Ernie Newton's rock-bottom, bargain-basement bombast would be hilarious, if it weren't so freakin' sad.

Cry us a river Ernie, when you stand in front of Senior U.S. District Judge Alan Nevas and look at that half-dozen years in the slammer coming at you like the echo after the closing of a cage door.

You better keep saying you're the "Moses of my people," like you did that September afternoon on the steps of City Hall. Make it a mantra, another lie you can tell yourself, like misrepresenting yourself as a leader.

Was it a lie when you said you kicked a cocaine addiction? Remember when you righteously imploded and, oh, by the way, finally, finally resigned from the state Senate, as the rainy downpour tried to melt you like the Wicked Witch of the West in "The Wizard of Oz?"

I don't recall Moses robbing his people, Ernie, or using a Senate seat to push for legislation making it easier for bail bondsmen — some of whom, according to the FBI, were your mob buddies — to prey on the families of defendants.

Moses never misrepresented himself, Ernie. He probably never even had to say he was the leader. He merely struggled and led.

Moses didn't drive an overpriced, rattletrap Jaguar, Ernie.

There's no Senate district in Connecticut that needs an honest advocate more than the East Side of Bridgeport and that chunk of Stratford's South End.

It has one of the lowest per-capita incomes; an entire neighborhood in the East End was leveled for the major Steel Point project that remains a dream on planner's maps after seven years, coincidentally the same seven years during which Connecticut became an FBI test kitchen. The proof's in the pudding, because Chief State's Attorney Chris Morano is even in on the act, busting six people last week, including five state transportation workers, in a bid-rigging scheme that set up a Massachusetts company to win a contract to perform shoddy work filling cracks in state highways.

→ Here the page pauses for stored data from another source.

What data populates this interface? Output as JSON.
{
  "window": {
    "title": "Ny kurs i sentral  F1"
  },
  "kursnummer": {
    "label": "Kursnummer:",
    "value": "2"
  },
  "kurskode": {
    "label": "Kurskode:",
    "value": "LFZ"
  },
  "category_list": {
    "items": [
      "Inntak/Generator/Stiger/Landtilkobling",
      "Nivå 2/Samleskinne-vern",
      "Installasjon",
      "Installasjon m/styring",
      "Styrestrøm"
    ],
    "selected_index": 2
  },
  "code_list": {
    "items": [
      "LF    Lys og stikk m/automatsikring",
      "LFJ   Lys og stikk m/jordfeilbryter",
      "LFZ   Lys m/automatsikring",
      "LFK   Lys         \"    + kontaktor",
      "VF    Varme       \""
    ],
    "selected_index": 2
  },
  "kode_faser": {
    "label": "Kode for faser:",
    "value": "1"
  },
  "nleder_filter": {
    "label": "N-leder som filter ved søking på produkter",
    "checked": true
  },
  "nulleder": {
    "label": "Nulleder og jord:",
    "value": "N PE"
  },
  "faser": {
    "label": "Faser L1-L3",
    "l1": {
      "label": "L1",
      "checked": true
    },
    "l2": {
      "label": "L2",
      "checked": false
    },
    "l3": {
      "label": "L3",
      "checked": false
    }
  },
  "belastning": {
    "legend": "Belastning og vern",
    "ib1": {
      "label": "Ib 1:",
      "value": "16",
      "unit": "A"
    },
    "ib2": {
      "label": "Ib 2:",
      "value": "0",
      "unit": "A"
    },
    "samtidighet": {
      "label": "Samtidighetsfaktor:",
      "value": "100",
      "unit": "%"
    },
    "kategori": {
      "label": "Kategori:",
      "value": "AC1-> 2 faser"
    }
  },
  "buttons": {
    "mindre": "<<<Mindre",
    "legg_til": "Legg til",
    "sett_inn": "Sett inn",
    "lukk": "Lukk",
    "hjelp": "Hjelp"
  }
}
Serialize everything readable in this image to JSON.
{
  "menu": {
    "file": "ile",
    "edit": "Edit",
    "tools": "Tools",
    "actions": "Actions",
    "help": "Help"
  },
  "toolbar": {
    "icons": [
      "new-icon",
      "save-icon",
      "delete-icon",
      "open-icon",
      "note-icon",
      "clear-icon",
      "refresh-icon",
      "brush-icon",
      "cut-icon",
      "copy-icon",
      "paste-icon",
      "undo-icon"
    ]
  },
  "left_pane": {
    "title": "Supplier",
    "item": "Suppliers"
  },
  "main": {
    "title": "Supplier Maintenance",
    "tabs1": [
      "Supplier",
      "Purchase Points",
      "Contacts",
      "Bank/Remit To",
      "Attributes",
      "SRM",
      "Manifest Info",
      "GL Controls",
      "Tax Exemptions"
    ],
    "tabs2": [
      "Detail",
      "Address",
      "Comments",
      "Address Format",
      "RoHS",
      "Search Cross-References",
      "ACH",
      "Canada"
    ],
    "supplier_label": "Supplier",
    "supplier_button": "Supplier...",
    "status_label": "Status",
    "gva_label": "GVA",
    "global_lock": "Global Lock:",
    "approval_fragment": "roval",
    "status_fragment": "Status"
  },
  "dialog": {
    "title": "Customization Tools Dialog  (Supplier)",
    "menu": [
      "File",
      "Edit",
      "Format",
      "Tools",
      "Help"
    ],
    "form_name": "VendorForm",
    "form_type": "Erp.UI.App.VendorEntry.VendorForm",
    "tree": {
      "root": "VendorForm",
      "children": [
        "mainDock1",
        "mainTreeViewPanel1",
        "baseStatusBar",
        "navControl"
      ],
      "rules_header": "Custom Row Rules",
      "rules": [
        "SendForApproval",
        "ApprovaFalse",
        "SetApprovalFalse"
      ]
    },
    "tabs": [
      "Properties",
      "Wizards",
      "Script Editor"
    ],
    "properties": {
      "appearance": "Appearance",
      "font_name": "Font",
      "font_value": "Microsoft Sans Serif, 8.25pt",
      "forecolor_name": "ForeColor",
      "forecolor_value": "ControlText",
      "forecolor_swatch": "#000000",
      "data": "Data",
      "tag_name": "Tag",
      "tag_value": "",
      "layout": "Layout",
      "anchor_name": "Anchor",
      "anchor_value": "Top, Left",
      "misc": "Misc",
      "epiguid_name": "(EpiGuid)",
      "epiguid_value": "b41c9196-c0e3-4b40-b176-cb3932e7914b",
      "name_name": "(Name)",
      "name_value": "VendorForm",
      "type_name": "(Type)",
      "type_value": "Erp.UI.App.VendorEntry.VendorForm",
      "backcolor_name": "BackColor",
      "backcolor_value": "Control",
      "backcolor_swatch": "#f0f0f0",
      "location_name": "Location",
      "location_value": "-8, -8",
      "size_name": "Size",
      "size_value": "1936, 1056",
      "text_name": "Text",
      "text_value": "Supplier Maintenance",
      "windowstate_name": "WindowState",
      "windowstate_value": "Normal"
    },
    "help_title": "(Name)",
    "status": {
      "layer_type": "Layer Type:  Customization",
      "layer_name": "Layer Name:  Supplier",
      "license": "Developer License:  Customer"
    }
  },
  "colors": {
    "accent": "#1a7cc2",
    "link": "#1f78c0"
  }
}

But Ernie Newton's the pathetic, Sad Sack in Connecticut's seven-year spasm of corruption, that started with Paul Silvester, the crooked state treasurer, worked its way up to Phil Giordano, the Waterbury mayor/pedophile currently in Garner Correctional Institution in Newtown, and then to Joe "I Will Be Completely Exonerated" Ganim.

The next raft of defendants, John "Why Should I Resign If I've Done Nothing Wrong" Rowland, the disgraced former governor, and his crew including former aides Peter Ellef and Larry Alibozek, along with construction mogul Billy Tomasso, finally knew enough to cop a plea, just like you, Ernie.

Rep. Mike Lawlor, D-East Haven, chairman of the Legislature's Judiciary Committee, which oh-so-beautifully included Newton this year — even as one newspaper story after another showed the feds were circling — said all these men have something in common besides self-delusion.

"If people can't understand the difference between right and wrong, they should at least know the implications of getting caught," said Lawlor, a former prosecutor who teaches law at the University of New Haven.

"You have to hope that with the cumulative affect of Ganim, Silvester, Giordano, Rowland, Ellef, Tomasso and Ernie Newton, you'll probably get caught. You're just not going to get away with it."

After his plea bargain in September was aired in Nevas's courtroom, Newton called me and predicted that he'd be back again, someday, running for a General Assembly seat in Bridgeport. Let's hope that by the time he gets out of prison, around 2012, the people of his district — and Newton's Democratic party enablers — will have higher standards.